For so many investors who spent a lifetime building wealth in real estate, a 1031 exchange can be a very wise move. By deferring capital gains tax through IRS tax code 1031, investors have the ability to keep significantly more of their investment dollars working for them throughout their entire life. And often reinvesting exchange funds into net lease properties is a perfect way for investors to move from a labor intensive form of real estate ownership to the minimal management and income-predicable ownership that net lease assets provide.

NREB: What about sales volume by property type? Many of us still tend to think “retail” when we think net lease. How is the industry evolving in terms of office and industrial properties? Who is the primary investor when it comes to office and industrial net lease properties?

Georges: Generally speaking, industrial and office properties tend to attract more sophisticated investors, who are willing to accept slightly shorter term and assume slightly greater risk while benefitting from a higher cap rate return.

NREB: Where are the opportunities in the net lease sector in today’s market?

Georges: This really depends greatly on the investment strategy and goals of the individual investor or group. Geographically speaking, often we find ourselves directing our clients toward acquiring assets in growth markets like Austin, Dallas, Seattle and San Francisco. On the East Coast, we see opportunity in areas like Orlando and Tampa, and parts of the Carolinas, like Charleston, Raleigh and Charlotte, are very attractive.

NREB: What markets stand out in the Northeast?

Georges: In the Northeast, Washington D.C.; Philadelphia; and Boston are all strong growth markets. I’d be remiss if I did not mention the New York metropolitan area, a market in which real estate in general operates under a completely unique set of rules.

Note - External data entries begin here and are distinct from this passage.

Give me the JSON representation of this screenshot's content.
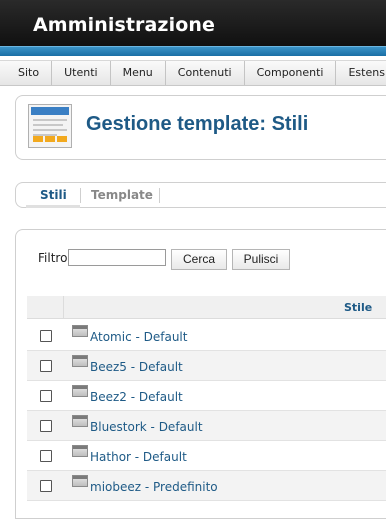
{
  "header": {
    "title": "Amministrazione"
  },
  "menu": [
    "Sito",
    "Utenti",
    "Menu",
    "Contenuti",
    "Componenti",
    "Estensioni"
  ],
  "page": {
    "title": "Gestione template: Stili"
  },
  "tabs": [
    {
      "label": "Stili",
      "active": true
    },
    {
      "label": "Template",
      "active": false
    }
  ],
  "filter": {
    "label": "Filtro:",
    "value": "",
    "search_button": "Cerca",
    "clear_button": "Pulisci"
  },
  "table": {
    "column_header": "Stile",
    "rows": [
      {
        "name": "Atomic - Default"
      },
      {
        "name": "Beez5 - Default"
      },
      {
        "name": "Beez2 - Default"
      },
      {
        "name": "Bluestork - Default"
      },
      {
        "name": "Hathor - Default"
      },
      {
        "name": "miobeez - Predefinito"
      }
    ]
  },
  "colors": {
    "header_bg": "#111111",
    "accent_blue": "#2a83bd",
    "title_blue": "#1e5a86"
  }
}
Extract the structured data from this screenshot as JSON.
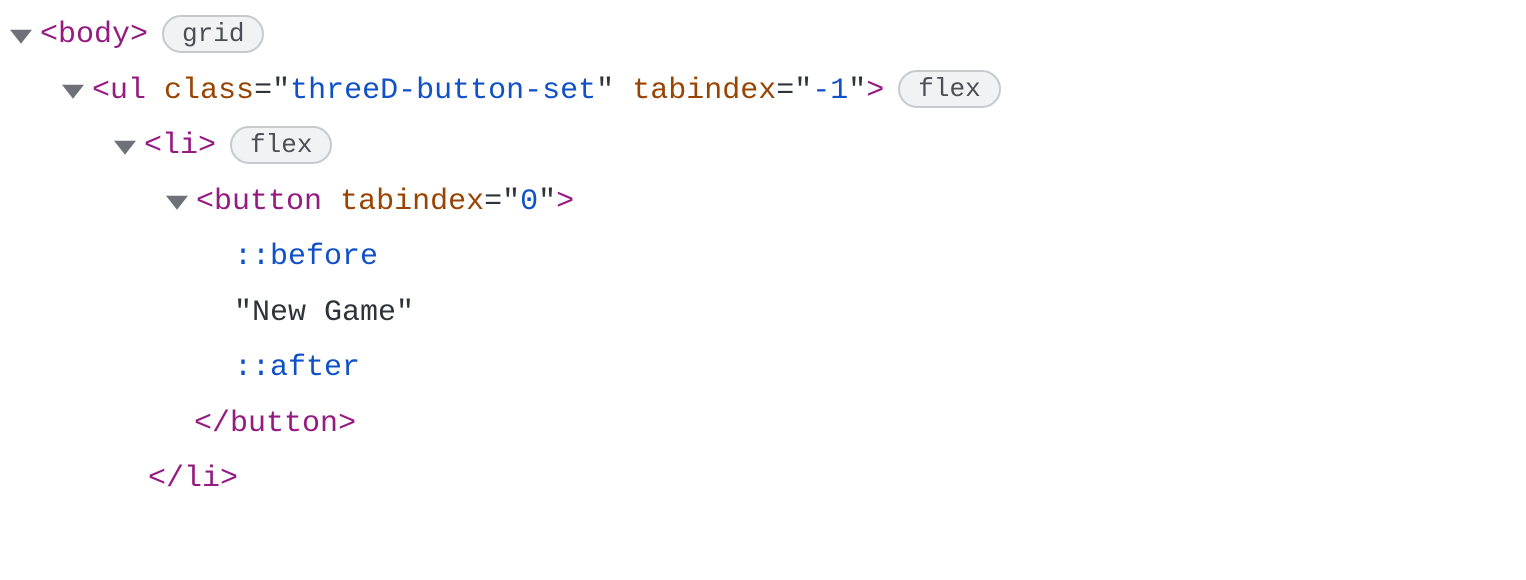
{
  "rows": {
    "body": {
      "open_lt": "<",
      "tag": "body",
      "open_gt": ">",
      "badge": "grid"
    },
    "ul": {
      "open_lt": "<",
      "tag": "ul",
      "attr1_name": "class",
      "eq1": "=",
      "q1a": "\"",
      "attr1_val": "threeD-button-set",
      "q1b": "\"",
      "attr2_name": "tabindex",
      "eq2": "=",
      "q2a": "\"",
      "attr2_val": "-1",
      "q2b": "\"",
      "open_gt": ">",
      "badge": "flex"
    },
    "li": {
      "open_lt": "<",
      "tag": "li",
      "open_gt": ">",
      "badge": "flex"
    },
    "button": {
      "open_lt": "<",
      "tag": "button",
      "attr1_name": "tabindex",
      "eq1": "=",
      "q1a": "\"",
      "attr1_val": "0",
      "q1b": "\"",
      "open_gt": ">"
    },
    "before": {
      "text": "::before"
    },
    "textnode": {
      "text": "\"New Game\""
    },
    "after": {
      "text": "::after"
    },
    "button_close": {
      "open_lt": "<",
      "slash": "/",
      "tag": "button",
      "open_gt": ">"
    },
    "li_close": {
      "open_lt": "<",
      "slash": "/",
      "tag": "li",
      "open_gt": ">"
    }
  }
}
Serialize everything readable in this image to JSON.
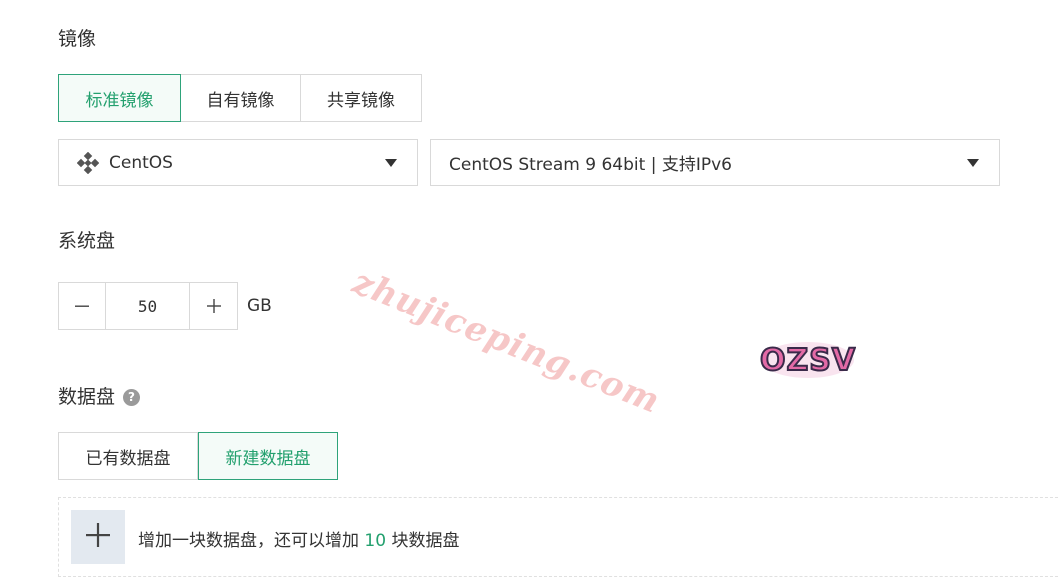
{
  "image_section": {
    "title": "镜像",
    "tabs": [
      {
        "label": "标准镜像",
        "active": true
      },
      {
        "label": "自有镜像",
        "active": false
      },
      {
        "label": "共享镜像",
        "active": false
      }
    ],
    "os_select": {
      "value": "CentOS",
      "icon": "centos-logo-icon"
    },
    "version_select": {
      "value": "CentOS Stream 9 64bit | 支持IPv6"
    }
  },
  "system_disk": {
    "title": "系统盘",
    "size": "50",
    "unit": "GB",
    "decrement_icon": "minus-icon",
    "increment_icon": "plus-icon"
  },
  "data_disk": {
    "title": "数据盘",
    "help_icon": "?",
    "tabs": [
      {
        "label": "已有数据盘",
        "active": false
      },
      {
        "label": "新建数据盘",
        "active": true
      }
    ],
    "add_prefix": "增加一块数据盘，还可以增加",
    "add_count": "10",
    "add_suffix": "块数据盘"
  },
  "watermark": {
    "text": "zhujiceping.com",
    "logo_text": "OZSV"
  },
  "colors": {
    "accent": "#23a06e",
    "border": "#d9d9d9",
    "add_bg": "#e3e9f0"
  }
}
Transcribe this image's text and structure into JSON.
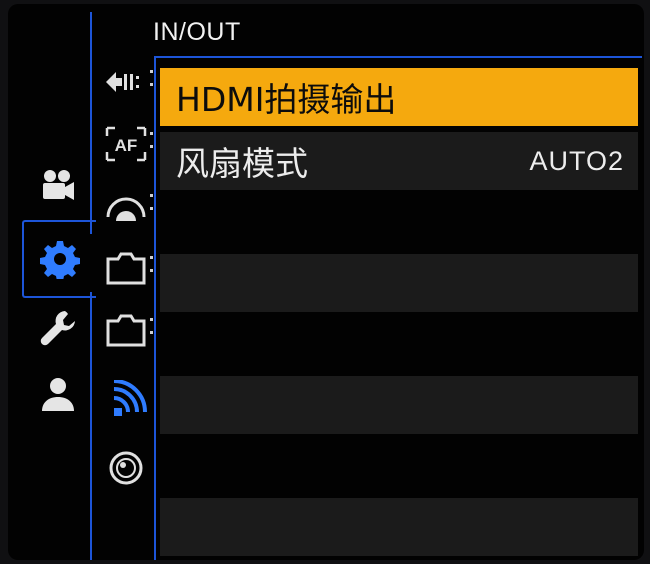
{
  "header": {
    "title": "IN/OUT"
  },
  "main_tabs": [
    {
      "icon": "video-camera-icon",
      "active": false
    },
    {
      "icon": "gear-icon",
      "active": true
    },
    {
      "icon": "wrench-icon",
      "active": false
    },
    {
      "icon": "person-icon",
      "active": false
    }
  ],
  "sub_tabs": [
    {
      "icon": "burst-arrows-icon",
      "active": false
    },
    {
      "icon": "af-icon",
      "label": "AF",
      "active": false
    },
    {
      "icon": "exposure-dial-icon",
      "active": false
    },
    {
      "icon": "camera-body-icon",
      "active": false
    },
    {
      "icon": "camera-body-icon-2",
      "active": false
    },
    {
      "icon": "wireless-icon",
      "active": true
    },
    {
      "icon": "lens-ring-icon",
      "active": false
    }
  ],
  "menu": {
    "items": [
      {
        "label": "HDMI拍摄输出",
        "value": "",
        "selected": true
      },
      {
        "label": "风扇模式",
        "value": "AUTO2",
        "selected": false
      }
    ]
  },
  "colors": {
    "accent_blue": "#1d55d8",
    "highlight_orange": "#f5a90e",
    "row_alt": "#1b1b1b"
  }
}
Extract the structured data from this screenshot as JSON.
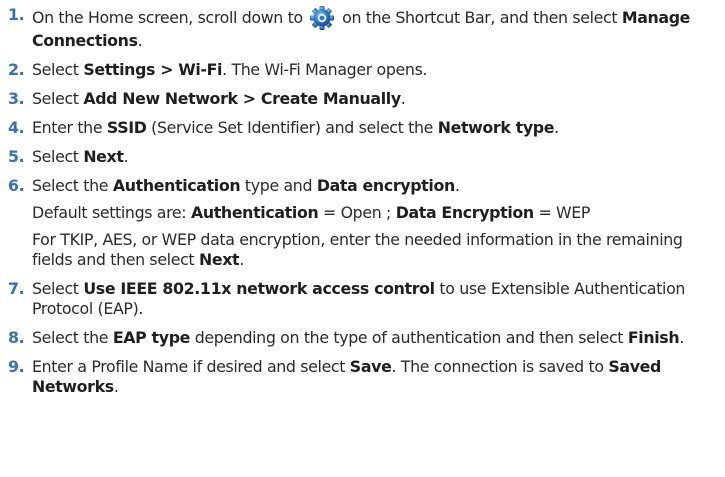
{
  "steps": [
    {
      "number": "1.",
      "before_icon": "On the Home screen, scroll down to ",
      "icon": "settings-gear-icon",
      "after_icon": " on the Shortcut Bar, and then select ",
      "bold_1": "Manage Connections",
      "end": "."
    },
    {
      "number": "2.",
      "t1": "Select ",
      "bold_1": "Settings > Wi-Fi",
      "t2": ". The Wi-Fi Manager opens."
    },
    {
      "number": "3.",
      "t1": "Select ",
      "bold_1": "Add New Network > Create Manually",
      "t2": "."
    },
    {
      "number": "4.",
      "t1": "Enter the ",
      "bold_1": "SSID",
      "t2": " (Service Set Identifier) and select the ",
      "bold_2": "Network type",
      "t3": "."
    },
    {
      "number": "5.",
      "t1": "Select ",
      "bold_1": "Next",
      "t2": "."
    },
    {
      "number": "6.",
      "t1": "Select the ",
      "bold_1": "Authentication",
      "t2": " type and ",
      "bold_2": "Data encryption",
      "t3": ".",
      "note_1": {
        "t1": "Default settings are: ",
        "bold_1": "Authentication",
        "t2": " = Open ; ",
        "bold_2": "Data Encryption",
        "t3": " = WEP"
      },
      "note_2": {
        "t1": "For TKIP, AES, or WEP data encryption, enter the needed information in the remaining fields and then select ",
        "bold_1": "Next",
        "t2": "."
      }
    },
    {
      "number": "7.",
      "t1": "Select ",
      "bold_1": "Use IEEE 802.11x network access control",
      "t2": " to use Extensible Authentication Protocol (EAP)."
    },
    {
      "number": "8.",
      "t1": "Select the ",
      "bold_1": "EAP type",
      "t2": " depending on the type of authentication and then select ",
      "bold_2": "Finish",
      "t3": "."
    },
    {
      "number": "9.",
      "t1": "Enter a Profile Name if desired and select ",
      "bold_1": "Save",
      "t2": ". The connection is saved to ",
      "bold_2": "Saved Networks",
      "t3": "."
    }
  ],
  "colors": {
    "step_number": "#3572b6",
    "text": "#2a2a2a",
    "icon_blue": "#2f78c8"
  }
}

NREB: What markets stand out in the Midwest?

Georges: In the Midwest, cities like Columbus, Ohio; Indianapolis; Oklahoma City; and, of course, Chicago stand out as solid growth markets.

NREB: What factors should we watch that might impact net lease investment activity in the near or long term?

Georges: Obviously, there are many factors that might impact the future of net lease activity: continued economic and social uncertainty (both domestically and globally), the pending presidential election, or dramatic moves in interest rates. Tax reform could specifically have a tremendous impact on the future of 1031 exchange as a viable tax strategy, which could significantly decrease the buyer pool.

As we all know, tax reform has been looming for some time. With the presidential election cycle nearing a decision, it’s quite possible that tax reform could become a forefront issue. And whether we welcome in a President Clinton (cough, cough) or a President Trump (cough, cough, cough) a reconstructing of how capital gains are treated and tax code 1031 will no doubt be part of the conversation.

I recently attended the annual conference of the Federation of Exchange Accommodators (FEA), an organization comprising mostly qualified intermediaries, which (among other things) is dedicated to educating the public and policy makers about the benefits that tax code section 1031 has on the U.S. economy as a whole. For example, in 2015 the FEA led a coalition of industry associations that commissioned Ernst and Young to produce a study analyzing the effects that a repeal of tax code section 1031 would have on the general economy. In part, the study concluded that a repeal or limitation of the code would impact the overall U.S. Gross Domestic Product over $8 billion annually or an estimated overall drop in GDP between $61 billion and $131 billion over a 10-year period.

NREB: What about the anticipated slow, controlled increase of interest rates?

Georges: The uncertainty surrounding the timing, intensity and effects of pending interest rate increases are and have been one of the most speculated variables of the U.S. economy for years. While markets fear and react poorly to change in general, a slow and controlled increase of interest rates would have a far less dramatic effect on the net lease marketplace than would a sharp and drastic interest rate hike.